The writ of error removing the case to this Court is in the name of the defendants who succeeded in the court below,
and do not desire to disturb the judgment, and the plaintiff in that court, who alleges error in the judgment, and seeks to reverse it, is made the defendant in the writ of error.
It is evident that the writ was intended to be sued out by the plaintiff in the court below, and that the names of the defendants, as plaintiffs in the writ, were used without their authority; for the errors are assigned by the plaintiff, and the bond states that a writ of error has been sued out by him, and the citation issued by the judge is directed to the defendants, and served on their counsel. And it is obvious that the writ in the name of the defendants was an oversight of the clerk by whom it was issued.

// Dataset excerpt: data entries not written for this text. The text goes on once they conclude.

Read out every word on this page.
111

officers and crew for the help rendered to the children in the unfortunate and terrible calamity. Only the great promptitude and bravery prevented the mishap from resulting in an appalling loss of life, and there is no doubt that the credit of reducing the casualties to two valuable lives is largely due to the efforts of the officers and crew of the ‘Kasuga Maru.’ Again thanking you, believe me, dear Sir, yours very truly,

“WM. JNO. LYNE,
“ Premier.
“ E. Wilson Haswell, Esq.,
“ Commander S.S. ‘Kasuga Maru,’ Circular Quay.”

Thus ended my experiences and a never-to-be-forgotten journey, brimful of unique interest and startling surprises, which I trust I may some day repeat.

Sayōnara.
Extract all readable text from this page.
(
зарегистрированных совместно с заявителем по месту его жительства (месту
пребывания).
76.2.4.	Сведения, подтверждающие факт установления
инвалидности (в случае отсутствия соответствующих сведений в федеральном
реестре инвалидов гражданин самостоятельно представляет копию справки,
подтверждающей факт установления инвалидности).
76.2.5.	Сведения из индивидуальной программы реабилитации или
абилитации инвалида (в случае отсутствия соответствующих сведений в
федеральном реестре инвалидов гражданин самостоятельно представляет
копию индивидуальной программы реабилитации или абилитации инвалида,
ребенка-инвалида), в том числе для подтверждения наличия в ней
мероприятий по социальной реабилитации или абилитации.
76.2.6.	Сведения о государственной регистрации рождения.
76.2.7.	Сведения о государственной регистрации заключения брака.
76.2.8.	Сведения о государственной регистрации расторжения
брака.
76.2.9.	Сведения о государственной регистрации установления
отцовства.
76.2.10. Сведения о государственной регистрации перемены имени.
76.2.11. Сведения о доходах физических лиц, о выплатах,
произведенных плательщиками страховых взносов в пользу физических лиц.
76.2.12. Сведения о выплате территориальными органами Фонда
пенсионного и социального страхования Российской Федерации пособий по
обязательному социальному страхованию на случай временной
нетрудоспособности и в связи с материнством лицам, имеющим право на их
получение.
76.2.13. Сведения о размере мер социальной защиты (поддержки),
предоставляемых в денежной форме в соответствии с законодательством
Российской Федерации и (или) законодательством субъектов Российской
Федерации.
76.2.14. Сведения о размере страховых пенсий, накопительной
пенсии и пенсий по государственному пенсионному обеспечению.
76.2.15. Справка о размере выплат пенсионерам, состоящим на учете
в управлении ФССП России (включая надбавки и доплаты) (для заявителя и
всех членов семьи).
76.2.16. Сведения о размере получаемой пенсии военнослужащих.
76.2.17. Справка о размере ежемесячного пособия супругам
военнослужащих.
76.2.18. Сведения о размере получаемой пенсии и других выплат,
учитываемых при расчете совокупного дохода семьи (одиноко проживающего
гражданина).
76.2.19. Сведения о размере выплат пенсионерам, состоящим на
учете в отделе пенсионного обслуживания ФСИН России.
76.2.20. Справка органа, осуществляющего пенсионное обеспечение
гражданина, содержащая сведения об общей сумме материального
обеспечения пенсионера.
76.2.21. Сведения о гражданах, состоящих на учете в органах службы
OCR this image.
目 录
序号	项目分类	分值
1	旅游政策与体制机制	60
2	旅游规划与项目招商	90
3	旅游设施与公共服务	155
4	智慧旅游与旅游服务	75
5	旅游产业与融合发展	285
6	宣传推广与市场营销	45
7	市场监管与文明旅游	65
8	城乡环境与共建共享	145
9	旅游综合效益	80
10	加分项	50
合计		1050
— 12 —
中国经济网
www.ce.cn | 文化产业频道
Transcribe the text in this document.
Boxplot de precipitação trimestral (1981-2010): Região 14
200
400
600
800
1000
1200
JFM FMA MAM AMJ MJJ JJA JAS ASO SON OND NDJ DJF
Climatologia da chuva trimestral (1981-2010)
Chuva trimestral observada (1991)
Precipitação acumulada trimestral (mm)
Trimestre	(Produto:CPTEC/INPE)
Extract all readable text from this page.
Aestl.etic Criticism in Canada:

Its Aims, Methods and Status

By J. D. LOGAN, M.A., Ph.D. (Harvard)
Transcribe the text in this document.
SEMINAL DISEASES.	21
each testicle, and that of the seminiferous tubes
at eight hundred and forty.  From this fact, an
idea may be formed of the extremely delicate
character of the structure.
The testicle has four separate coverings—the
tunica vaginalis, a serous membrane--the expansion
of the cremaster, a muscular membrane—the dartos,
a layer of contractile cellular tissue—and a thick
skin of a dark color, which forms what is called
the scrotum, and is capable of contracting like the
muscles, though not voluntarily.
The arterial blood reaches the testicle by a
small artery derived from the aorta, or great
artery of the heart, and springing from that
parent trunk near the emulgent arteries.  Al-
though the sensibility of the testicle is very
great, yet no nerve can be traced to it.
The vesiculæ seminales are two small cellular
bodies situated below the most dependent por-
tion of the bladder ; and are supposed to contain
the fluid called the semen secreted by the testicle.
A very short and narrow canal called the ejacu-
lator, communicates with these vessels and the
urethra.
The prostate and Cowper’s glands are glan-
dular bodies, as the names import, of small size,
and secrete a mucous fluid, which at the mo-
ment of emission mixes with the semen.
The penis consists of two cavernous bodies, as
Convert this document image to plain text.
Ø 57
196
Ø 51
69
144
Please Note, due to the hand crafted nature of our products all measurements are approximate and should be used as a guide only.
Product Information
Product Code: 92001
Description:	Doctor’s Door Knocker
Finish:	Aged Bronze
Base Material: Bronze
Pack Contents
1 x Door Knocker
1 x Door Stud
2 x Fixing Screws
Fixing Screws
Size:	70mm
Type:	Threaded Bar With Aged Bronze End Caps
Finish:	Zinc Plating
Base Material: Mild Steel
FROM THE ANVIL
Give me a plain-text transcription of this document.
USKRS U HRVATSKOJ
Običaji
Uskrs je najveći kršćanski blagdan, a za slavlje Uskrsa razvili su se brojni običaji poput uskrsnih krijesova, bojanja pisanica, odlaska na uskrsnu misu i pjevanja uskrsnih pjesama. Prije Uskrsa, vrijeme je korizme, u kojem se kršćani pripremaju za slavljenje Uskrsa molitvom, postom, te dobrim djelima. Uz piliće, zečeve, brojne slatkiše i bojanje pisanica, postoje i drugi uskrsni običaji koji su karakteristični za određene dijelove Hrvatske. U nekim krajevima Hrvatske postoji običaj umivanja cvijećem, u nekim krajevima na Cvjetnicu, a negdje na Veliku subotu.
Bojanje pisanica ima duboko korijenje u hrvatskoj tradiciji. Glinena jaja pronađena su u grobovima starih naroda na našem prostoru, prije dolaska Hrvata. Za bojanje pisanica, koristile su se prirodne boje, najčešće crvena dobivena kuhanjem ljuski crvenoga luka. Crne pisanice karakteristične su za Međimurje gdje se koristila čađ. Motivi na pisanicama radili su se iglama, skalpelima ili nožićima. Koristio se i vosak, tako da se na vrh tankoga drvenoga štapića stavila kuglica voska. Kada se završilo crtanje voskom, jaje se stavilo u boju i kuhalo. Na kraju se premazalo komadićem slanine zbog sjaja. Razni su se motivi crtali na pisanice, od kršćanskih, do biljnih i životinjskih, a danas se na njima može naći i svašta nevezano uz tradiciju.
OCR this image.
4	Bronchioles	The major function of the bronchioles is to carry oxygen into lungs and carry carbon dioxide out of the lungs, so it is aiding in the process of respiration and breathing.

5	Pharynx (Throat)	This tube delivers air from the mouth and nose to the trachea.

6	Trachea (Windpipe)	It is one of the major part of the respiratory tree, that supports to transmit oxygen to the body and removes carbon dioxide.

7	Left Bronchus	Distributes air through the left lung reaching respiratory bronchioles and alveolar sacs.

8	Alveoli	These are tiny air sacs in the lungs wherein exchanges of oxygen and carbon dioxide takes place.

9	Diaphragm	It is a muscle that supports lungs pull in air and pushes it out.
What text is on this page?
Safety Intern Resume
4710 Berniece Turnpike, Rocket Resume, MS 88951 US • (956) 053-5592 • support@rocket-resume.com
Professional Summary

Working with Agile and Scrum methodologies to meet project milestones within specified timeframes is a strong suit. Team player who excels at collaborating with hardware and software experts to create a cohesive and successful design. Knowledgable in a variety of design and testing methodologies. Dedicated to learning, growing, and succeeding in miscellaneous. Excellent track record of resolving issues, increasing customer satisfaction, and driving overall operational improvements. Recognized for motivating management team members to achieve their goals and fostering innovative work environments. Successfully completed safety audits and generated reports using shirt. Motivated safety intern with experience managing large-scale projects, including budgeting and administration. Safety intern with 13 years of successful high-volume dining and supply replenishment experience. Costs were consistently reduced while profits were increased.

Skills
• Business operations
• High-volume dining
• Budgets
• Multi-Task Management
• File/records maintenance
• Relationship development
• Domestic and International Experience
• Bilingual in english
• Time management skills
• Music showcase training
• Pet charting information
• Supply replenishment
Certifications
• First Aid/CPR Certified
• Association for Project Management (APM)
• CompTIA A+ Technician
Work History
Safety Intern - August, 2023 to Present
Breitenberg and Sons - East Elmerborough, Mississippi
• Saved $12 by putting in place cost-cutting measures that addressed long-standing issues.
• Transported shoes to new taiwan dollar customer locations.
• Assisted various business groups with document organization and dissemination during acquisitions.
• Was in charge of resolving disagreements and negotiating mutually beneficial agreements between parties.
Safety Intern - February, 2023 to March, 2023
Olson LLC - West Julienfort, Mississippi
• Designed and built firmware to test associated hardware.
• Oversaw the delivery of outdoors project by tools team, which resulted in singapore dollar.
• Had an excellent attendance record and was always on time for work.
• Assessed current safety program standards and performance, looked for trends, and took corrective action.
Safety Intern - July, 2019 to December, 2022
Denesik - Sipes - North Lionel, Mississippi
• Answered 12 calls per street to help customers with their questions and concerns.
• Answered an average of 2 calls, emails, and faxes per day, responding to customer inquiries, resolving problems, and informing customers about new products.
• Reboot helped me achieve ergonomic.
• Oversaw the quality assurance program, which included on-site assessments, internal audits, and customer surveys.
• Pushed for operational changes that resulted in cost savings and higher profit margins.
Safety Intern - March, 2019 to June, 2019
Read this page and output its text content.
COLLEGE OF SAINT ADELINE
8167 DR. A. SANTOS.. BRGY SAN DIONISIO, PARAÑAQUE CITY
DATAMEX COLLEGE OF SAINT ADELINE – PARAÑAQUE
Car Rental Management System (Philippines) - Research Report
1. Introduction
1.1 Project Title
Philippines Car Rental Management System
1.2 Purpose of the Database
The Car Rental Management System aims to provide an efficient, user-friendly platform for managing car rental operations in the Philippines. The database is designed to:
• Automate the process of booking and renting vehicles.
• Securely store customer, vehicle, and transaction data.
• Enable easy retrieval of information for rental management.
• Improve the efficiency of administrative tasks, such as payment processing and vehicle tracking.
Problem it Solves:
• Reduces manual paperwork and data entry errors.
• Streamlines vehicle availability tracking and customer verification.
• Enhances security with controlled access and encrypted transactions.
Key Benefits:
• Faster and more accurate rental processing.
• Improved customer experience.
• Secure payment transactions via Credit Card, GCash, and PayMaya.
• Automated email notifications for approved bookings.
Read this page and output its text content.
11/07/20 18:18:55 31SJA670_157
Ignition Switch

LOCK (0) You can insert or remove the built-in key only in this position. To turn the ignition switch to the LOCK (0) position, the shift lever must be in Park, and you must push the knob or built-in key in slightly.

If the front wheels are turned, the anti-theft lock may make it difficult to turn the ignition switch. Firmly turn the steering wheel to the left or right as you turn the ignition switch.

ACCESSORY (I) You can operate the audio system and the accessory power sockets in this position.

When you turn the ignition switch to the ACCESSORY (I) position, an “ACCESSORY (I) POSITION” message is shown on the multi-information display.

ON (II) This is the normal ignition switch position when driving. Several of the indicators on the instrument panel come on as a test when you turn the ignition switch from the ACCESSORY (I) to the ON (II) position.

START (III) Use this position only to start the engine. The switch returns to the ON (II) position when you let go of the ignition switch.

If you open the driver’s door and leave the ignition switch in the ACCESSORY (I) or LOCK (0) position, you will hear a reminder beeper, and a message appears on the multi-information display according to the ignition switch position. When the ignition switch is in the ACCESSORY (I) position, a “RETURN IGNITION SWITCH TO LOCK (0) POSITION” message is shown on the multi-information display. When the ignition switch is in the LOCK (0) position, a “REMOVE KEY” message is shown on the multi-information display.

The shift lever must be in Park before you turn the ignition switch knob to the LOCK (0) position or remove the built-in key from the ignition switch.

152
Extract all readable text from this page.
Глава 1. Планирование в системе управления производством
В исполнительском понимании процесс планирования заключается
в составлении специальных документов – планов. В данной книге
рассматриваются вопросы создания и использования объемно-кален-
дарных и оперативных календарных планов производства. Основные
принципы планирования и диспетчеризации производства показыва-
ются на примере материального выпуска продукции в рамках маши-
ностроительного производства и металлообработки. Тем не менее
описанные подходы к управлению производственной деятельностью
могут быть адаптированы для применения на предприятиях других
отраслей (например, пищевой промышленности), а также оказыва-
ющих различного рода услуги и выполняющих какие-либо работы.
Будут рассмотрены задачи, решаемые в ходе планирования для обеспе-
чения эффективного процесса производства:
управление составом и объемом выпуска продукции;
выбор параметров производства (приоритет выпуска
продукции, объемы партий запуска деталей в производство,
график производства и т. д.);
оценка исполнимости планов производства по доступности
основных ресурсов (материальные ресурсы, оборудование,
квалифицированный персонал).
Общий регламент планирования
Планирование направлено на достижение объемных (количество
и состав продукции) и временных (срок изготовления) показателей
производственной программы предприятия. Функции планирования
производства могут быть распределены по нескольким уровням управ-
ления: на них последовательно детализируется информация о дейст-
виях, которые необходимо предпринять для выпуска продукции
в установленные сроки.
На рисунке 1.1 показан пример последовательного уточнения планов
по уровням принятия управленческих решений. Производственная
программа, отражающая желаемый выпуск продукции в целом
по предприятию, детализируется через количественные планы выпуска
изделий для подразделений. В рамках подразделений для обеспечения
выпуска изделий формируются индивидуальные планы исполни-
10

But the amendment proposed cannot be made here. An amendment presupposes jurisdiction of the case. And this Court have no appellate power over the judgment of the court below, unless the judgment is brought here according to the act of Congress -- that is, by writ of error, and that writ, from its nature and character, must be sued out by the party who alleges error in the judgment of the inferior court. This writ is not mere matter of form, but matter of substance, prescribed by law, and essential to the jurisdiction of this Court. And if it were amended here, by making the plaintiffs in error defendants, and the defendant in error the plaintiff, it would be a new writ made here, and not the one issued by the officer appointed by law.
Upon this principle, the court have uniformly refused to amend writs of error, and this must now be regarded as the settled practice of the court. It has repeatedly refused to amend, where the partnership name of a firm was used instead of the proper names of the parties, and in like manner it has refused to amend where the name of one or more of the parties were given, and the rest designated as others joined with them, without setting out the names of those intended to be included as others.
But the precise point now before us was decided in the case of Hines v. Papin, at December term, 1857. The same error was committed in that case which had been committed in this, and the error was equally apparent, as in the present instance,
from the recital in the bond and the citation and service. The case was indeed even stronger for the amendment than this, for counsel appeared in this Court for each of the parties, and offered to amend by consent. Yet the court refused to amend, upon the ground that consent of parties would not give jurisdiction, where it was not given by law and legal process. But here there is no appearance for the parties who are named as plaintiffs in the writ of error, and if we order the amendment, we should make them defendants in a suit in which they are not bound to appear in that character. It is the duty of the party who desires to bring a case before this Court, to see that proper and legal process is sued out for that purpose, and if he fails to do so, he has no right to treat the defect as a mere clerical error, for which he is not to be held responsible.
The opinion in the case of Hines v. Papin, above referred to, was delivered orally, and not reduced to writing, and consequently, does not appear in the printed reports. The Court has therefore deemed it advisable to state now the practice and doctrine of the Court in this respect in order that suitors may be aware of the necessity of paying proper attention to the process they issue, and not subject themselves to costs and delay by errors which a clerk, in the hurry and pressure of other business, will unavoidably sometimes commit.
The writ of error must therefore, upon the motion before the court, be dismissed, at it cannot be amended.